Appreciating the small victories

How does a company like Dutch Bros get a four-figure P/E ratio? It’s possible when the company is profitable, but those profits only amount to a few pennies per share, and the share price isn’t very small.

BROS stock isn’t a penny stock, by any means, and Dutch Bros reported Q4 2023 non-GAAP adjusted earnings of 4 cents per share. However, there’s a small victory in the fact that this result exceeded Wall Street’s call for quarterly earnings of 2 cents per share.

With that, Dutch Bros can claim three consecutive quarterly EPS beats. Going forward, I would like to see Dutch Bros implement some cost-cutting measures. That way, as long as its revenue remains steady, Dutch Bros should be able to increase its per-share earnings in future quarters.

In the meantime, investors will need to be patient. BROS stock has wobbled around and basically gone nowhere in the past six months.
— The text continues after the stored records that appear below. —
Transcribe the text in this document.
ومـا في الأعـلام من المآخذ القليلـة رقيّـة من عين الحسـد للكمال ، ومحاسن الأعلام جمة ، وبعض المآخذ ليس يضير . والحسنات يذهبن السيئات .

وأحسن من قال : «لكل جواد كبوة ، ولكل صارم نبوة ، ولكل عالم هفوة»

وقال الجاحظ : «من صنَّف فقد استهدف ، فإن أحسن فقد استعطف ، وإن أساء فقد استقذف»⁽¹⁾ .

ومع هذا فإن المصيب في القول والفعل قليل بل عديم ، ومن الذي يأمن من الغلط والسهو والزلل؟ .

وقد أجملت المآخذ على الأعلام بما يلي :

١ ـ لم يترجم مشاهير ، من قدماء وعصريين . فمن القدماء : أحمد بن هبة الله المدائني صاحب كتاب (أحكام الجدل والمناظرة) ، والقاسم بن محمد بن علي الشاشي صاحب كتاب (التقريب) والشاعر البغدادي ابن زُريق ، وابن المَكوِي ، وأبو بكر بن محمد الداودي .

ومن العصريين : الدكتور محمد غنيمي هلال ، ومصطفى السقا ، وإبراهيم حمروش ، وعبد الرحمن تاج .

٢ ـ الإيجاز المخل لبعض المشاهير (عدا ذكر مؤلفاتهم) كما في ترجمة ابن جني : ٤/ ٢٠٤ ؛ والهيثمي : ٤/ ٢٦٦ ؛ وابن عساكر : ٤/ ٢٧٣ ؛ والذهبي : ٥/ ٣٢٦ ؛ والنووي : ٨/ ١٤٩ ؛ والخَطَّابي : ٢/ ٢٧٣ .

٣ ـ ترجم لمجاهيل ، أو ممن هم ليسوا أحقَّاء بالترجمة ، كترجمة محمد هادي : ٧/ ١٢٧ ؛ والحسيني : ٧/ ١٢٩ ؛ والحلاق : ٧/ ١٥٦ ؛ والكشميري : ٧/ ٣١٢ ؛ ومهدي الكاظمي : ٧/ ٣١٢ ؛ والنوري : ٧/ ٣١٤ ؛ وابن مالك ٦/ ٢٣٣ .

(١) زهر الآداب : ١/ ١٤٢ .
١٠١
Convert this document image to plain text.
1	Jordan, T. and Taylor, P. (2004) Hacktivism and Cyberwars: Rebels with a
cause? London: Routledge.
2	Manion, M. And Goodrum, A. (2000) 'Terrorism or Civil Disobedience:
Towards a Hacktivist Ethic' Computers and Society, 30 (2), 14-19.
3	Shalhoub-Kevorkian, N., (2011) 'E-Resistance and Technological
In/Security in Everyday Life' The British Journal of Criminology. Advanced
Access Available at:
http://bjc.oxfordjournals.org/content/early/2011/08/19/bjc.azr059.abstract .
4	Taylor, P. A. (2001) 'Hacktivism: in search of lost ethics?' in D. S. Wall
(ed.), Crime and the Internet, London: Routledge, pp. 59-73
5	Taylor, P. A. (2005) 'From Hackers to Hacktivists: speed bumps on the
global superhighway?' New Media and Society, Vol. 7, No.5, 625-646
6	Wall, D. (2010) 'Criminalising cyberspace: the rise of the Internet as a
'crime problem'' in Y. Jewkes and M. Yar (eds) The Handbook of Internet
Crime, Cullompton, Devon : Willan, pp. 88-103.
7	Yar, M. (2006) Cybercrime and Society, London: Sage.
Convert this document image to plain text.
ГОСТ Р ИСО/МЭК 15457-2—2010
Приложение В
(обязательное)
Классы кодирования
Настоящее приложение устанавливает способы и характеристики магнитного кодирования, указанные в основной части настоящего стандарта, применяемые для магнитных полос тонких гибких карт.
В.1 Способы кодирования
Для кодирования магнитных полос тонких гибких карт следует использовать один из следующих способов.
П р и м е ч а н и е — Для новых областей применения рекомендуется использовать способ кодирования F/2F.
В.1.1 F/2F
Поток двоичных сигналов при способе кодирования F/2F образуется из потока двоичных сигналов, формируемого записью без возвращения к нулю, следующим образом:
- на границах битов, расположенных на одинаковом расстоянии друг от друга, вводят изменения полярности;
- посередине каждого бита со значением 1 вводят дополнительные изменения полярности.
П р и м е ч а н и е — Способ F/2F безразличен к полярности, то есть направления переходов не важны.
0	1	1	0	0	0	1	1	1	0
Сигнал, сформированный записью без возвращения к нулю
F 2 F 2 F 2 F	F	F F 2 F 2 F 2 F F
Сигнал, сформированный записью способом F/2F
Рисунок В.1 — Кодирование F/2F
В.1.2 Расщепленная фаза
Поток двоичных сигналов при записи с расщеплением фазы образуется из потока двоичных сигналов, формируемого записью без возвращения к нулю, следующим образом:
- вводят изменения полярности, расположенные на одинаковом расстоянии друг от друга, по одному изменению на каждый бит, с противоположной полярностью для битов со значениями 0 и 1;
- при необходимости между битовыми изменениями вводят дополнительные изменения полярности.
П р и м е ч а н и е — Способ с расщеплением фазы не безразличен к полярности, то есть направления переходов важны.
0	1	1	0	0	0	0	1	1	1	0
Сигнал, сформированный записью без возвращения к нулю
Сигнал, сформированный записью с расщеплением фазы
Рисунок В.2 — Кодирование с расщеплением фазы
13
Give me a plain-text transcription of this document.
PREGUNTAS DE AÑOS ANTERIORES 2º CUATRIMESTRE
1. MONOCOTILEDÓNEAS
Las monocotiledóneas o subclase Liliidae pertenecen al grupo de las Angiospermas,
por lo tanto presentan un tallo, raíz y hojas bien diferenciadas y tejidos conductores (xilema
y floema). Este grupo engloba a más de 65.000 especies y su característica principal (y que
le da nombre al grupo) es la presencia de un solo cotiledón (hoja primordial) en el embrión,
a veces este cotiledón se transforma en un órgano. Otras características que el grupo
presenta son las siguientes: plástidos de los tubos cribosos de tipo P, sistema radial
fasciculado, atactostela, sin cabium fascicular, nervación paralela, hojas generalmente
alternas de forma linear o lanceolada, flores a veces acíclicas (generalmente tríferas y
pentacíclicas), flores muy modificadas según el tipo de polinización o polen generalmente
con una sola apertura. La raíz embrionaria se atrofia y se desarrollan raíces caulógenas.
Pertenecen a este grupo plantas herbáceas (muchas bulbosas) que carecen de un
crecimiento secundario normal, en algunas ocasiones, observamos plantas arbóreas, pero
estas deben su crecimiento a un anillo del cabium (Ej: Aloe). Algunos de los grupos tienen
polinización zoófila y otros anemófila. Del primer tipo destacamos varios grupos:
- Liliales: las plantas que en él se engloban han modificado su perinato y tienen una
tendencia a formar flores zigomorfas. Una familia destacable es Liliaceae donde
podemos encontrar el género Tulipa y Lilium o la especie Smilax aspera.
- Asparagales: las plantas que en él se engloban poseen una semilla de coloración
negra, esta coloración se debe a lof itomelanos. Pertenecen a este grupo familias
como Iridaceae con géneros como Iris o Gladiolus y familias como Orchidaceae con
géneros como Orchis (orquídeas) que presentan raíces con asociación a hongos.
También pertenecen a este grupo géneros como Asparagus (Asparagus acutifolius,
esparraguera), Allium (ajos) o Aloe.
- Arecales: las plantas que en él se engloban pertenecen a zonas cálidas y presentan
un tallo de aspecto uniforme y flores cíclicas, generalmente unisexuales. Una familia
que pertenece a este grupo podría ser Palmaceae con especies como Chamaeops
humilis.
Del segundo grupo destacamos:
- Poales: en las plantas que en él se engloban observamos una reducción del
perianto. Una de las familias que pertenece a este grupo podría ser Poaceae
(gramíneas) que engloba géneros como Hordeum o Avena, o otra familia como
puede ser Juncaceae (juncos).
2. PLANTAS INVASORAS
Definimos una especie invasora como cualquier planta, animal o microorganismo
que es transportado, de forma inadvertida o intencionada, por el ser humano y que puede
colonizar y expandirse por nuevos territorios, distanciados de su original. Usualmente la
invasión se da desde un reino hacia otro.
Of course, Dutch Bros isn’t Starbucks and certainly isn’t NVIDIA. Yet, something tells me that Dutch Bros’ customers like the company just the way it is — small enough to brew a cup of coffee the way they like it but expansive enough that more Dutch Bros drive-thru shops may be coming to their area soon.

Disclaimer: All investments involve risk. In no way should this article be taken as investment advice or constitute responsibility for investment gains or losses. The information in this report should not be relied upon for investment decisions. All investors must conduct their own due diligence and consult their own investment advisors in making trading decisions.